Recovery memang bertujuan
menyeimbangkan tatanan kehidupan krama
Bali, seperti antara kesehatan dan ekonomi. Manusia pun memiliki potensi
dan kompetensi untuk itu, seperti penjelasan Sarasamuccaya, seloka 1 kurang-lebih sebagai berikut. “Manusia
adalah raja bagi dirinya sendiri, ia memimpin tubuhnya, ia menguasai
pikirannya, karena itu hendaknya memahami hakikat kebenaran, kekayaan, kesenangan,
dan kebebasan”. Keinginan memperoleh kesenangan dan kekayaan dengan mengabaikan
kebenaran dan kebebasan hanya menimbulkan penderitaan dan kesengsaraan. Artinya,
memulihkan penderitaan dan kesengsaraan karena wabah Corona patut dan layak dilakukan
dengan mengacu pada catur purusa artha.
Setidaknya, menobatkan dharma menjadi
pemimpin kehidupan, yakni menguasai, mengendalikan, dan mengatur kama dan artha menuju moksa.
Hidup
Sederhana
Hidup
sederhana dan membiasakannya dalam segala kondidi, situasi, dan suasana sekiranya,
merupakan pesan yang dapat dipetik dari kecemasan jatuh sakit dan kekhawatiran jatuh
miskin di tengah-tengah wabah. Tidak berlebih-lebihan memuaskan nafsu-selera, yaitu
sumber gengsi. Apalagi gengsi dengan mudah mengubah nafsu-selera menjadi lahan
subur bagi pertumbuhan hedonisme dan perkembangan konsumerisme. Kesenangan dan
kenikmatan materi hanya sementara sehingga bukan tujuan hidup utama, melainkan hanya
instrumen untuk mencapai tujuan hidup sejati. Begitu juga benda dan barang-barang
mewah lainnya hanyalah instrumen hidup, bukan ukuran kebahagiaan.

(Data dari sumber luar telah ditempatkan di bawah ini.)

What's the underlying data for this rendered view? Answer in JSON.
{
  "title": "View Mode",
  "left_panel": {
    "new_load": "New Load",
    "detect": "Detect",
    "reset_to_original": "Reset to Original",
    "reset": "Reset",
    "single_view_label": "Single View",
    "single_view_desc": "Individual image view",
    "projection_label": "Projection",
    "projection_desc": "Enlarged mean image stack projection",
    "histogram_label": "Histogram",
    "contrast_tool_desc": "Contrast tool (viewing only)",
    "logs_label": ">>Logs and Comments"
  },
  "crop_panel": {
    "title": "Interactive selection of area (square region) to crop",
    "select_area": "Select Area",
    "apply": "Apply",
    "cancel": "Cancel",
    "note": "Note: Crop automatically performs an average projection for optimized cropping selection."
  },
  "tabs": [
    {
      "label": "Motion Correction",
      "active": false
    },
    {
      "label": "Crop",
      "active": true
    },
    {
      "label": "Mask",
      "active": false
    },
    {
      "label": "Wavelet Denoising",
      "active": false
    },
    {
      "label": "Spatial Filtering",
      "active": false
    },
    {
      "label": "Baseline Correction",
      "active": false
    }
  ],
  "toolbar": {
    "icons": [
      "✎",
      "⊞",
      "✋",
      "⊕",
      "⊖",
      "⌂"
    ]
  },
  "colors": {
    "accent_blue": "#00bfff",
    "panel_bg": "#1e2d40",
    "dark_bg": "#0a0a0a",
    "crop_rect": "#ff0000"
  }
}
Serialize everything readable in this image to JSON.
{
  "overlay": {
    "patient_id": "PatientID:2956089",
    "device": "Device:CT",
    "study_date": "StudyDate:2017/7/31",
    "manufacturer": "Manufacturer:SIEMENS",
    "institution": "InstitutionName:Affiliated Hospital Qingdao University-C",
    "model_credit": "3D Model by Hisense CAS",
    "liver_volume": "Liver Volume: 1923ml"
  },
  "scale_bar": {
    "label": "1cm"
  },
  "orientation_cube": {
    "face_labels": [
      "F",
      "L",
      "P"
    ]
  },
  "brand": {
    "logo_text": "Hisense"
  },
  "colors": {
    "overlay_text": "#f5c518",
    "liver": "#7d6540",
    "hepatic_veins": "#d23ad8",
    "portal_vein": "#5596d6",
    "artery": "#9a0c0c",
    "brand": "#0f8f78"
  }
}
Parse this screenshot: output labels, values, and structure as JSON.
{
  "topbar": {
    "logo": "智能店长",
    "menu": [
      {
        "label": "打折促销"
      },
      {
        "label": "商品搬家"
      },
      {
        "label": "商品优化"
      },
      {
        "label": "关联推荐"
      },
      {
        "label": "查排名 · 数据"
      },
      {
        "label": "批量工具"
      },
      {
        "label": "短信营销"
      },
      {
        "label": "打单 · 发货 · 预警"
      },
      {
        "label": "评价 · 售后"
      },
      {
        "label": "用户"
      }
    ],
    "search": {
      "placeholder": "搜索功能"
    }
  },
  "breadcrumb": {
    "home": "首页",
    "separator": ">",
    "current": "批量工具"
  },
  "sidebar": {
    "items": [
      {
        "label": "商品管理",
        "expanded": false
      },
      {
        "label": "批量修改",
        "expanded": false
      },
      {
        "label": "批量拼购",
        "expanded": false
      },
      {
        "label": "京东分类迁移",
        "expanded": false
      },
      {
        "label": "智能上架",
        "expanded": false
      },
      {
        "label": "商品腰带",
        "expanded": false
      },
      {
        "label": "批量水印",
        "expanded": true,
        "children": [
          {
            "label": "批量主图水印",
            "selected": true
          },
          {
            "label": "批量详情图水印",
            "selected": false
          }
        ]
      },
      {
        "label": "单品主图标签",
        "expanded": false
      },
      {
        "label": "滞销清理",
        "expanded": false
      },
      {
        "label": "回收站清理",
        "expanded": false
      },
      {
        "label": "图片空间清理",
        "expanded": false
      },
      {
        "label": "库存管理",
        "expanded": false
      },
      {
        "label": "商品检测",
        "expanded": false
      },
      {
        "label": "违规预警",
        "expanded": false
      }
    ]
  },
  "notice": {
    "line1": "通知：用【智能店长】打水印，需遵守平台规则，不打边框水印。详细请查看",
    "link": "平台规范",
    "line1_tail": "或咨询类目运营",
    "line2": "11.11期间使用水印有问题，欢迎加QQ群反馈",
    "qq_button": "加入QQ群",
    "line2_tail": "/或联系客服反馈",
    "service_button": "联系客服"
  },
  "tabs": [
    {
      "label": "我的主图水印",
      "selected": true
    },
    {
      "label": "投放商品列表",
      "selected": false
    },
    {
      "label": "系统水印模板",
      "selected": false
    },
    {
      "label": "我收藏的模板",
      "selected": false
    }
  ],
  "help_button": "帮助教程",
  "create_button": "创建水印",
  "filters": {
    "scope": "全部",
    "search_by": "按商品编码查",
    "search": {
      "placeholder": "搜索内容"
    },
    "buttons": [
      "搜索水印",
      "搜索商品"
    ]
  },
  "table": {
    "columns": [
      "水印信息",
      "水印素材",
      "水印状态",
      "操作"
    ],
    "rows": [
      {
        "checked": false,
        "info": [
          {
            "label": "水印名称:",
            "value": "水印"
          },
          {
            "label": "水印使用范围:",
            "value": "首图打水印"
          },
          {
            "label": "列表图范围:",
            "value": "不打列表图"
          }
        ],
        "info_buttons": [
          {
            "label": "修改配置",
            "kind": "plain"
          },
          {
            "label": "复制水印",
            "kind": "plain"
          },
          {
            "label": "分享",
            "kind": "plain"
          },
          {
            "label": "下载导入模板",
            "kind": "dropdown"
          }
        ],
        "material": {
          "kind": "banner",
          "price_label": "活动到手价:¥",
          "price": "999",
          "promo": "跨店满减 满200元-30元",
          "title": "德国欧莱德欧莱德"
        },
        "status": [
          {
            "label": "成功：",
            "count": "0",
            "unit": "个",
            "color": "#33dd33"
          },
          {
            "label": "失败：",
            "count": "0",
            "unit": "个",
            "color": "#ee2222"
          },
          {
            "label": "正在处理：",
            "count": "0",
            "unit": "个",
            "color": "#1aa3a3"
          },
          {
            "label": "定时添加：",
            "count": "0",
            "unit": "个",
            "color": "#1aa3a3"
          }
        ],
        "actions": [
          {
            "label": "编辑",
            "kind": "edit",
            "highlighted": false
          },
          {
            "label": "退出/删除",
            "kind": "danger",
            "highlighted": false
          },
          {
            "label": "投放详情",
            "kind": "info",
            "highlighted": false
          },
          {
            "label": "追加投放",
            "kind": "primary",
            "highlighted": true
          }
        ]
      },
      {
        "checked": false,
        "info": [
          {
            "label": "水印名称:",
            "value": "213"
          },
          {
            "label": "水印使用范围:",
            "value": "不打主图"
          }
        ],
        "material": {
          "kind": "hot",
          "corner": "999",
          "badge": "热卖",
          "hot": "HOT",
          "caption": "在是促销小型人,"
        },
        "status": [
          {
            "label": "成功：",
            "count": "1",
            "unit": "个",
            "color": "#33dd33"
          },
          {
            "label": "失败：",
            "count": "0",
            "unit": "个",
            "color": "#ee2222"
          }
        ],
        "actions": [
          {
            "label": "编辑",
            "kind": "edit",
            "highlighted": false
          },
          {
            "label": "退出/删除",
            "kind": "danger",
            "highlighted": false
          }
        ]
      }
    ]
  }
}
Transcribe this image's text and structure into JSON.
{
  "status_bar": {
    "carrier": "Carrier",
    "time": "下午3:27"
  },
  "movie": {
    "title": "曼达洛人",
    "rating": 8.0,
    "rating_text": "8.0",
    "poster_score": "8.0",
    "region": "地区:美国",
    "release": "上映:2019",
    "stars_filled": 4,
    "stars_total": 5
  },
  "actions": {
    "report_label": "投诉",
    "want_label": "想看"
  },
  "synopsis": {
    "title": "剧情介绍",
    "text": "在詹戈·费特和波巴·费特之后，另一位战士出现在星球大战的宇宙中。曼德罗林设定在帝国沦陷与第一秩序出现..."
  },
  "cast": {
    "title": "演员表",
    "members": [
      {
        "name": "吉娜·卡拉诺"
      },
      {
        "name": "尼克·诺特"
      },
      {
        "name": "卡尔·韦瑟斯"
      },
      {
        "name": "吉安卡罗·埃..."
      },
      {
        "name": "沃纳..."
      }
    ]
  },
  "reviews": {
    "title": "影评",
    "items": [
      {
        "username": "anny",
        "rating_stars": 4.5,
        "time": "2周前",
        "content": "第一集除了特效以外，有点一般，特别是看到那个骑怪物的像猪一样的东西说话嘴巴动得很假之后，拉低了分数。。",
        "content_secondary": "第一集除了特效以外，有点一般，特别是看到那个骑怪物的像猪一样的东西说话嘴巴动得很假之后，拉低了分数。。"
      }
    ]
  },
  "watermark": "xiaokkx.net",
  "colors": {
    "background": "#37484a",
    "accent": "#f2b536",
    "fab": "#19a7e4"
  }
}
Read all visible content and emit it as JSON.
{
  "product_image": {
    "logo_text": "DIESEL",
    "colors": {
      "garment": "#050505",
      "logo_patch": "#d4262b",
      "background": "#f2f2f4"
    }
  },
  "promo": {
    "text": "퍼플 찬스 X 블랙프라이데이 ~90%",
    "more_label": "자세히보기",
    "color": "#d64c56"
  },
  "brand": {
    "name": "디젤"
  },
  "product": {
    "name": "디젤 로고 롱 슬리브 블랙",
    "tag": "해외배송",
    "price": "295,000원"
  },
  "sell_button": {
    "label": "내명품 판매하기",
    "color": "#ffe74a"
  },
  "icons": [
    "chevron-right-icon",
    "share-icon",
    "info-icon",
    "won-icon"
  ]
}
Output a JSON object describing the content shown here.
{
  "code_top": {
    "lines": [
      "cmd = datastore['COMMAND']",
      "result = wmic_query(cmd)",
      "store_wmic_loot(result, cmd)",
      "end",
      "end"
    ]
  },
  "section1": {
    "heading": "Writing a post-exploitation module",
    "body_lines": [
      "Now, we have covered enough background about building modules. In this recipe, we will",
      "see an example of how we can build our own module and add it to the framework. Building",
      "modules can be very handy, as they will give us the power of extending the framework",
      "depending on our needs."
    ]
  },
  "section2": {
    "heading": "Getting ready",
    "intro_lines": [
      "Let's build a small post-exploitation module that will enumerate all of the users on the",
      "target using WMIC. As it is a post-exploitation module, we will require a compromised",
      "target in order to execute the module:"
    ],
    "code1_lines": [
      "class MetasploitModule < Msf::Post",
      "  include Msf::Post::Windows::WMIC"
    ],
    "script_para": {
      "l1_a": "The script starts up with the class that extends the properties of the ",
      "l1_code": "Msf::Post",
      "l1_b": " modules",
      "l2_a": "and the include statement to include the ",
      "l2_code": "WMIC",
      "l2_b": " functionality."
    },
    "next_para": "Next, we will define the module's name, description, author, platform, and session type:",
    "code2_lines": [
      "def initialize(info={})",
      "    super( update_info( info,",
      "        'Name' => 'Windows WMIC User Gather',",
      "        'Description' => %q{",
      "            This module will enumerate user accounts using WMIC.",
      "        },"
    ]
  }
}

Artha, kekayaan dan harta benda memang berguna
untuk memelihara badan dan bermanfaat untuk melindungi tubuh menuju tujuan hidup,
moksa.
Tujuan kebebasan itu membuat orang sederhana merasa puas dan bertahan dalam kehidupan karena tidak membandingkan dirinya dan bersaing dengan orang lain. Wabah tidak membuatnya merasa kehilangan karena memahami dirinya serta mampu dan sanggup mengatasi dirinya sendiri. Orang sederhana menyadari kehidupan berubah-ubah dan dalam perubahan tidak ada hal yang mesti dan harus dipertahankan. Kesederhanaan inilah pondasi kesehatan mental dan keselamatan jiwa yang membuat badan tetap kuat dan bugar. Artinya, tidak perlu jatuh sakit untuk mengetahui kesehatan lebih berharga daripada harta benda dan tidak perlu jatuh miskin untuk mengetahui manfaat memberi dana, punya, dan menolong sesama. Sekaranglah saatnya, krama Bali melakukan recovery.